Chapter 2
Fallen walked for three hours before they found the platform. It stood in a clearing, built from rough-cut timber and tall enough that someone could climb it and see over the trees. The wood was weathered but the construction was recent. At the top, symbols had been carved into the railing—star shapes, dozens of them, scratched deep and deliberate. Someone had been watching the sky for a long time. Fallen climbed up and looked north. The forest stretched dark and endless. Somewhere beyond it was the border, and beyond that, their sibling.
They heard the sound before they saw movement—something crashing through the brush below, fast and desperate. A figure burst into the clearing and sprinted toward the platform. A man, clutching something wrapped in cloth. He looked up, saw Fallen, and shouted. "Let me up! Please!" Behind him, the trees shuddered. Fallen saw shapes moving between the trunks, pale and wrong, like figures descending through air instead of walking on ground. The man reached the ladder and started climbing. Fallen grabbed his arm and hauled him onto the platform. He collapsed, gasping, and thrust the wrapped bundle at them. "You're one of them," he said. "The ones who fell. I saw it happen."
Fallen unwrapped the cloth. Inside was another feather, grey-toned and streaked with faint light. Their breath caught. They knew this one. It was their sibling's. "Where did you get this?" The man looked over the edge of the platform. The pale figures had stopped at the clearing's edge, watching. "The landing site. North of here, past the burnt grove. Your sibling left a trail—feathers, broken branches, marks on the trees. They're alive. But those things are tracking them." He pointed at the figures below. "They've been following me since I took that feather. They don't stop. They don't sleep."

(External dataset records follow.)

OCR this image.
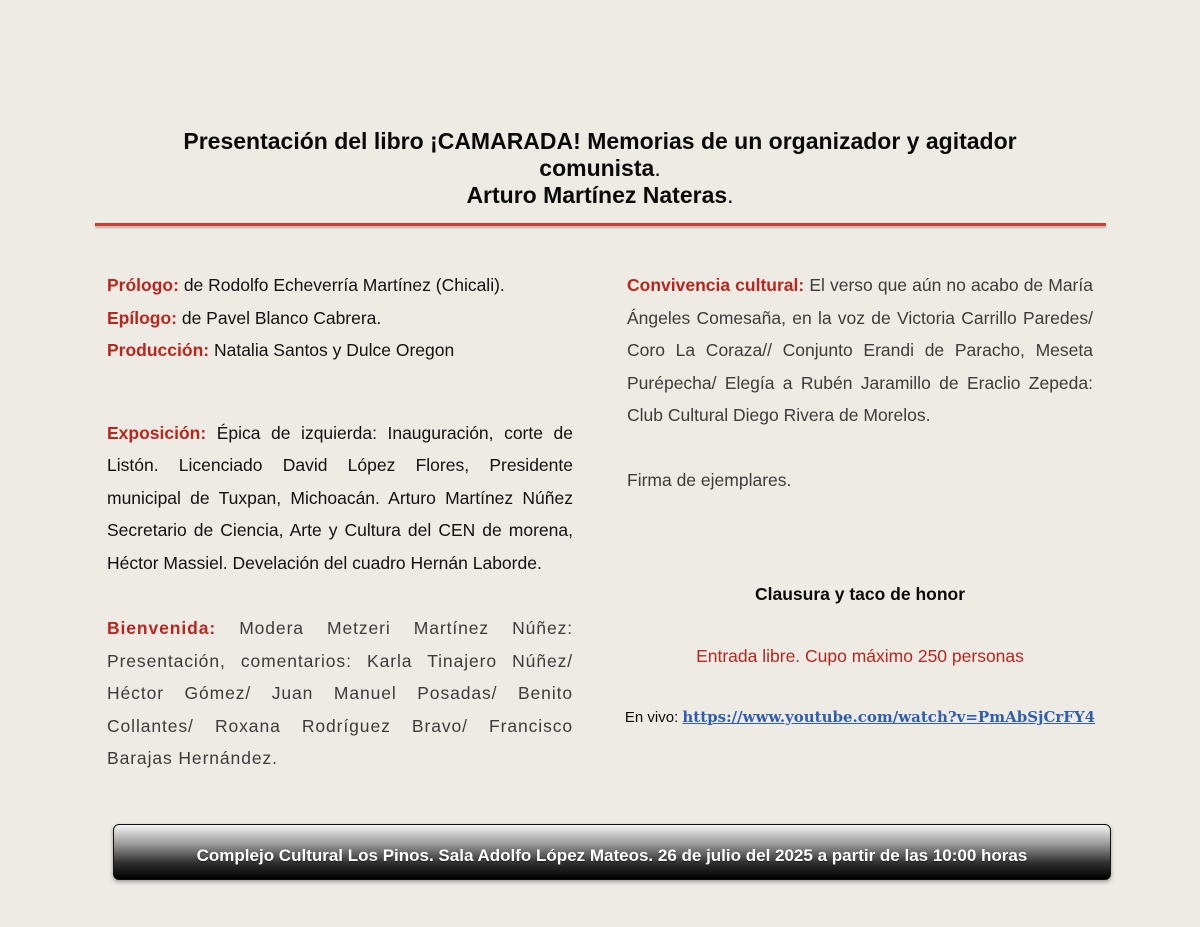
Presentación del libro ¡CAMARADA! Memorias de un organizador y agitador
comunista.
Arturo Martínez Nateras.
Prólogo: de Rodolfo Echeverría Martínez (Chicali).
Epílogo: de Pavel Blanco Cabrera.
Producción: Natalia Santos y Dulce Oregon
Exposición: Épica de izquierda: Inauguración, corte de Listón. Licenciado David López Flores, Presidente municipal de Tuxpan, Michoacán. Arturo Martínez Núñez Secretario de Ciencia, Arte y Cultura del CEN de morena, Héctor Massiel. Develación del cuadro Hernán Laborde.
Bienvenida: Modera Metzeri Martínez Núñez: Presentación, comentarios: Karla Tinajero Núñez/ Héctor Gómez/ Juan Manuel Posadas/ Benito Collantes/ Roxana Rodríguez Bravo/ Francisco Barajas Hernández.
Convivencia cultural: El verso que aún no acabo de María Ángeles Comesaña, en la voz de Victoria Carrillo Paredes/ Coro La Coraza// Conjunto Erandi de Paracho, Meseta Purépecha/ Elegía a Rubén Jaramillo de Eraclio Zepeda: Club Cultural Diego Rivera de Morelos.
Firma de ejemplares.
Clausura y taco de honor
Entrada libre. Cupo máximo 250 personas
En vivo: https://www.youtube.com/watch?v=PmAbSjCrFY4
Complejo Cultural Los Pinos. Sala Adolfo López Mateos. 26 de julio del 2025 a partir de las 10:00 horas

Fallen gripped the feather so hard the shaft bent. Their sibling was alive. Was leaving signs. Was being hunted. The man was shaking, waiting for Fallen to decide what came next. Below, one of the pale figures stepped into the clearing. It looked up at the platform, and Fallen saw its face—smooth, empty, like something wearing the shape of what it used to be. It raised one hand, pointing north. Not a threat. A direction. Fallen understood then. The collectors weren't just hunting. They were herding. Driving their sibling toward something. Fallen tucked the feather into their shirt and turned to the man. "Stay here until dawn. They won't climb." The man grabbed their wrist. "You can't go alone." Fallen pulled free and started down the ladder. "I already am."